White Blood Cells: B-cells and T-cells

White Blood Cells: B-cells and T-cells
The “first defenders” in immune system are white blood cells.

Just as an army has soldiers with different jobs, human body has different types of white blood cells to defends against invaders.

All white blood cells are known as leukocytes.

These travel swiftly through human body to challenger intruding pathogens.

Two kinds of white blood cells, or leukocytes, are called lymphocytes.

These are either B-cells or T cells; each one has a special job.

B-cells produce protective proteins called antibodies. These antibodies attach themselves to certain substance on pathogens called antigens and mark them so that other cells will destroy them later.

Antibodies also block the flu virus form moving form one cell to another.

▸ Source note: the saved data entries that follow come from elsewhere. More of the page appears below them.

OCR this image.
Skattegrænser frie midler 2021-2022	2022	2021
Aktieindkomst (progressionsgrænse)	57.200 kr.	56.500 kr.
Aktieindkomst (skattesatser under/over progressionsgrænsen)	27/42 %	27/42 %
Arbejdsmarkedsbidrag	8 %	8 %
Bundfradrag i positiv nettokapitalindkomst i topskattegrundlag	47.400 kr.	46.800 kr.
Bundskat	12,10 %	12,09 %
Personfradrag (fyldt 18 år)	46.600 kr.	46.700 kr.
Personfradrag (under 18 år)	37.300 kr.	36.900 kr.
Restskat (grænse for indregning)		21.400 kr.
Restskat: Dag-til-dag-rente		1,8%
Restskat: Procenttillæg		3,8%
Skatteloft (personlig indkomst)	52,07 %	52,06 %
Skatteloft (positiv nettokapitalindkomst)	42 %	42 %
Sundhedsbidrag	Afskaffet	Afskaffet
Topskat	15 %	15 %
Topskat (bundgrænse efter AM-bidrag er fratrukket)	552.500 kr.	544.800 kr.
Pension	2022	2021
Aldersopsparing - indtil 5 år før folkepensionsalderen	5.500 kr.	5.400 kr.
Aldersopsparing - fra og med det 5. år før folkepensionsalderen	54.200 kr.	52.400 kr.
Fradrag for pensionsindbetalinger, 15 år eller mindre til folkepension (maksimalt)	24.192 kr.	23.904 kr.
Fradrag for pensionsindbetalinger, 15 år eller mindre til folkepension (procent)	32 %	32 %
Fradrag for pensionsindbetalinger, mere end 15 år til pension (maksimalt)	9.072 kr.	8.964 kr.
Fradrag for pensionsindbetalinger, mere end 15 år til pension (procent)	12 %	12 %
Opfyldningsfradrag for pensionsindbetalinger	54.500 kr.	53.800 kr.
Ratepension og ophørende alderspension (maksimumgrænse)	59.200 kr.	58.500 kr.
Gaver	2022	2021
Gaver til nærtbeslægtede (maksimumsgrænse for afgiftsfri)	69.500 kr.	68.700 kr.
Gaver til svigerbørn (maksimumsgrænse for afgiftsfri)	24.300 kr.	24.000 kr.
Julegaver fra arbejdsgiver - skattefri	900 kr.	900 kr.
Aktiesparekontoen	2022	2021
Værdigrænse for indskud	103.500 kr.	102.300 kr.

This limits the spread of infection within the body. B cells can produce up to 10 million copies of the needed antibody in one hour.

The job of T-cells is to coordinate the attack on pathogens. T-cells do this by giving instructions to other immune cells on when and how to attack.

These immune cells then produce different kinds of molecules that carry information and instructions from one group of immune cells to another.

These messenger molecules tell other cells when to change their behaviors and coordinate the immune response.

Some special B-cells and T0cells also have amazing memories and remember an old infection for a long time.

These cells are like soldiers facing an enemy they have fought before. They know the enemy’s old tricks and weapon and how to fight them. The T-cells quickly launch an attack, using effective antibodies that worked in the past.